Mas os fatos narrados não se restringem às (quase) tranquilas expedições pelas colinas sírias:
"Você não acha (pergunta Agatha ao marido, uma certa noite, quando vão dormir) que ratos, camundongos, ou coisas assim vão passar por cima de mim de noite, não é?
- É claro que vão - diz Max sonolento e animador."
Há muito tempo que eu não ria tanto com um livro! Para o povo árabe, por exemplo, a morte não tem importância. Essas diferenças entre as filosofias ocidental e oriental me arrancaram risos durante toda a leitura.
"Uma mulher se aproxima de Max:
- Kahwaja! Piedade; interceda pelo meu filho. Levaram ele para Damasco - para a prisão. Ele é um homem bom, não faz nada - nada mesmo, eu juro!
- Mas então por que é que o levaram para a prisão?
- Por nada. É uma injustiça. Salve-o para mim.
- Mas o que é que ele fez, mãe?
- Nada, juro por Deus, é verdade! Ele não fez nada demais, só matou um homem!"
"[o Xeque] como sempre, está armado até os dentes. Tirando descuidadamente sua espingarda, e atirando-a a um canto, começa a discorrer sobre os méritos de uma pistola que acabou de comprar.
- Está vendo - diz ele, apontando-a em cheio para o Coronel. - O mecanismo é assim - simples, e excelente. A gente põe o dedo no gatilho - assim - e as balas começam a sair, uma depois da outra.
Numa voz sumida, o Coronel pergunta se a pistola está carregada.
Claro que está carregada, responde o Xeque, muito surpreso. Qual seria a vantagem de uma pistola descarregada?"
Desenterrando o Passado é muito gostoso de se ler. Tem essa linguagem leve e descontraída, apesar de ser totalmente narrado no presente. Todos os personagens, que um dia foram reais, me pareceram pessoas divertidas. Mesmo o Mac, arquiteto de Max, que mais gesticula do que fala e a quem pouca coisa parece importar, além de cavalos e do seu misterioso diário.

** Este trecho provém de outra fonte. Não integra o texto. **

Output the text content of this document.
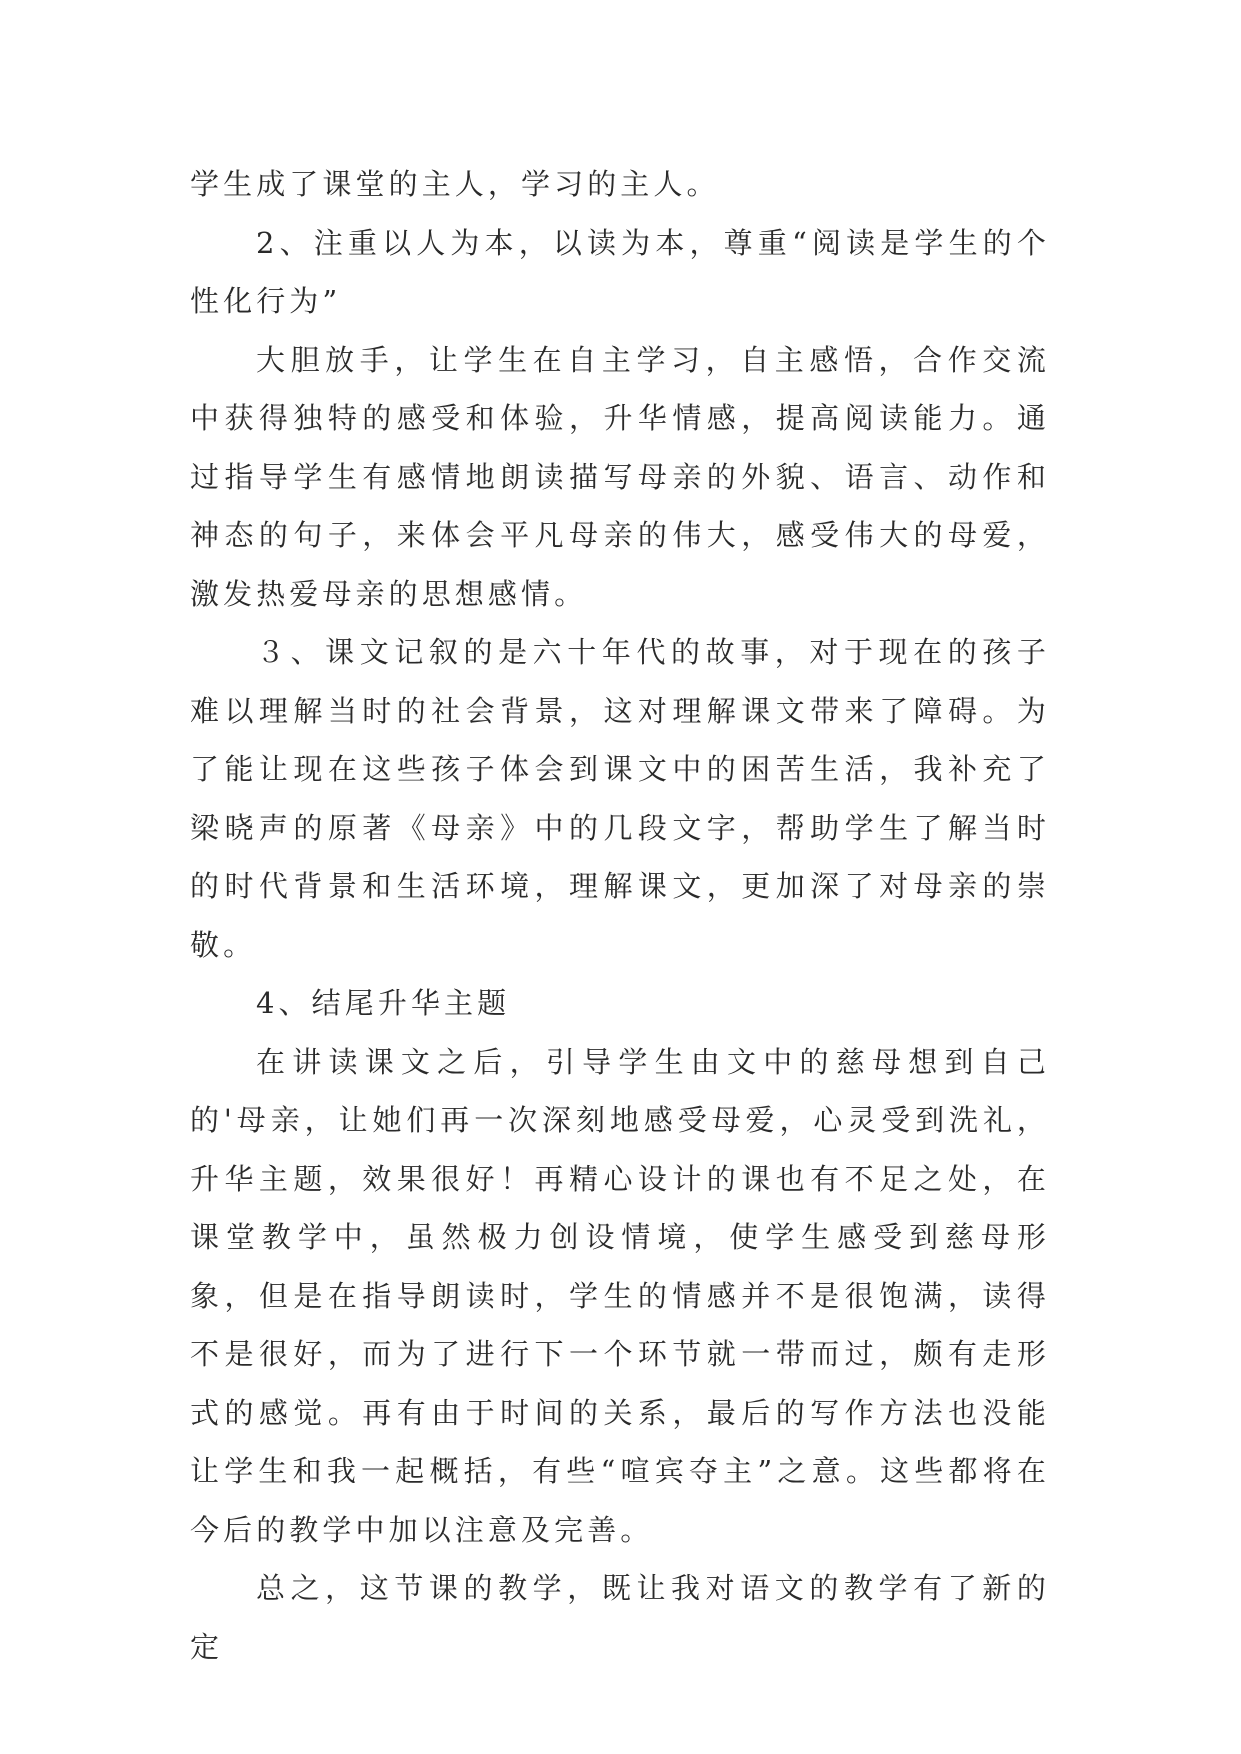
学生成了课堂的主人，学习的主人。

2、注重以人为本，以读为本，尊重“阅读是学生的个性化行为”

大胆放手，让学生在自主学习，自主感悟，合作交流中获得独特的感受和体验，升华情感，提高阅读能力。通过指导学生有感情地朗读描写母亲的外貌、语言、动作和神态的句子，来体会平凡母亲的伟大，感受伟大的母爱，激发热爱母亲的思想感情。

３、课文记叙的是六十年代的故事，对于现在的孩子难以理解当时的社会背景，这对理解课文带来了障碍。为了能让现在这些孩子体会到课文中的困苦生活，我补充了梁晓声的原著《母亲》中的几段文字，帮助学生了解当时的时代背景和生活环境，理解课文，更加深了对母亲的崇敬。

4、结尾升华主题

在讲读课文之后，引导学生由文中的慈母想到自己的'母亲，让她们再一次深刻地感受母爱，心灵受到洗礼，升华主题，效果很好！再精心设计的课也有不足之处，在课堂教学中，虽然极力创设情境，使学生感受到慈母形象，但是在指导朗读时，学生的情感并不是很饱满，读得不是很好，而为了进行下一个环节就一带而过，颇有走形式的感觉。再有由于时间的关系，最后的写作方法也没能让学生和我一起概括，有些“喧宾夺主”之意。这些都将在今后的教学中加以注意及完善。

总之，这节课的教学，既让我对语文的教学有了新的定
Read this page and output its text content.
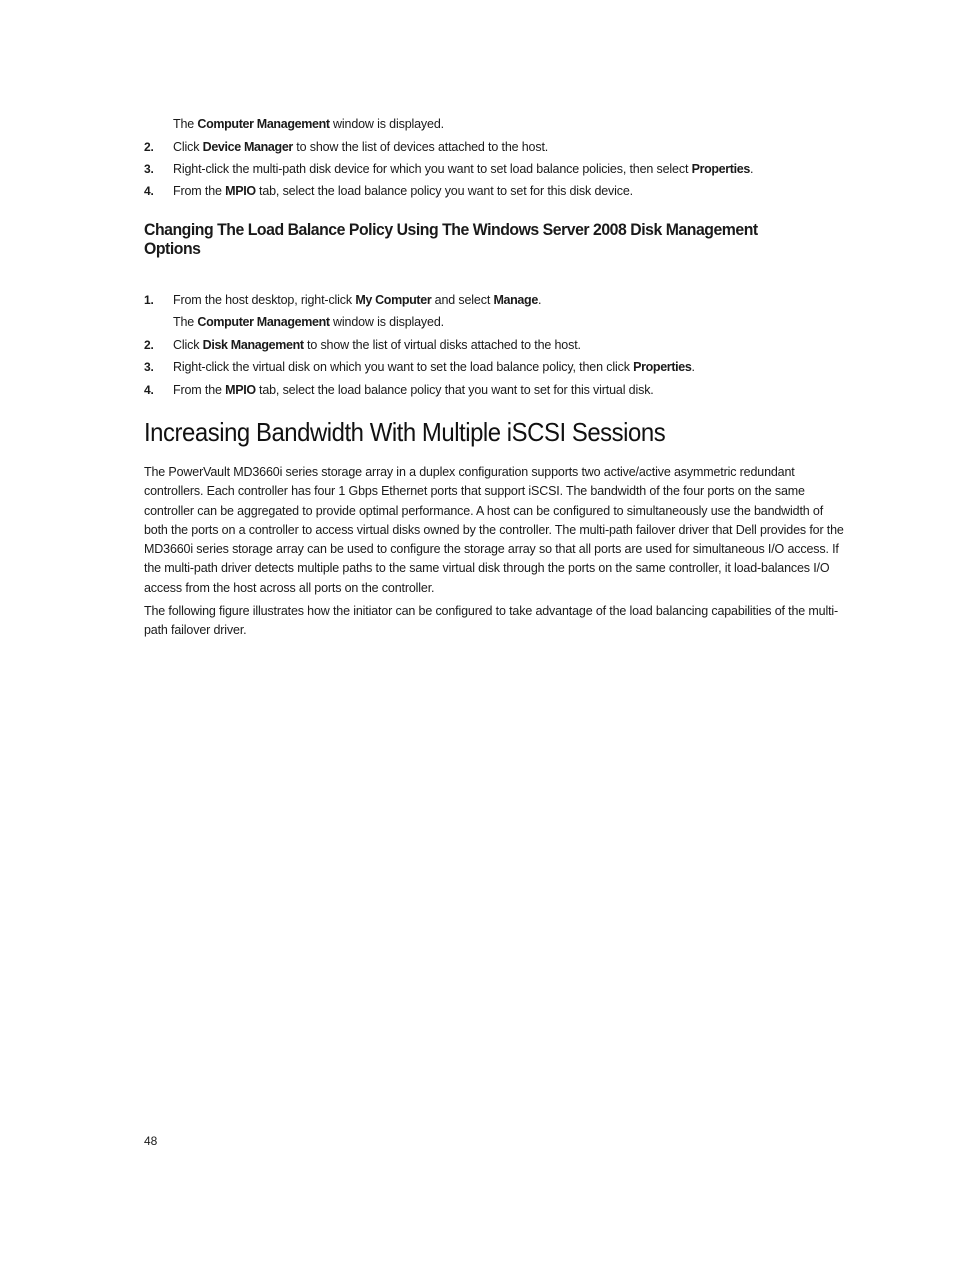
The Computer Management window is displayed.
2. Click Device Manager to show the list of devices attached to the host.
3. Right-click the multi-path disk device for which you want to set load balance policies, then select Properties.
4. From the MPIO tab, select the load balance policy you want to set for this disk device.
Changing The Load Balance Policy Using The Windows Server 2008 Disk Management Options
1. From the host desktop, right-click My Computer and select Manage.
The Computer Management window is displayed.
2. Click Disk Management to show the list of virtual disks attached to the host.
3. Right-click the virtual disk on which you want to set the load balance policy, then click Properties.
4. From the MPIO tab, select the load balance policy that you want to set for this virtual disk.
Increasing Bandwidth With Multiple iSCSI Sessions
The PowerVault MD3660i series storage array in a duplex configuration supports two active/active asymmetric redundant controllers. Each controller has four 1 Gbps Ethernet ports that support iSCSI. The bandwidth of the four ports on the same controller can be aggregated to provide optimal performance. A host can be configured to simultaneously use the bandwidth of both the ports on a controller to access virtual disks owned by the controller. The multi-path failover driver that Dell provides for the MD3660i series storage array can be used to configure the storage array so that all ports are used for simultaneous I/O access. If the multi-path driver detects multiple paths to the same virtual disk through the ports on the same controller, it load-balances I/O access from the host across all ports on the controller.
The following figure illustrates how the initiator can be configured to take advantage of the load balancing capabilities of the multi-path failover driver.
48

Mas é que Agatha é assim mesmo. Do jeito com que ela escreve tudo fica engraçado. Tudo a fazia rir, ao que parece.
E é com uma saudade apaixonada que ela encerra o livro, deixando o leitor já contagiado com a alegria do povo da Síria, ávido por conhecer tal país:
"Escrever estas anotações simples não foi uma tarefa, mas um ato de amor. (...) Pois eu amo aquele país fértil e gentil, e sua gente simples que sabe rir e amar a vida; que é alegre e despreocupada, e que tem dignidade, boas maneiras, e um grande senso de humor. E para quem a morte não é terrível.
Inshallah, eu voltarei lá algum dia, e as coisas que eu amo não terão desaparecido desta terra..."
Leitura deliciosa! Vai deixar saudade.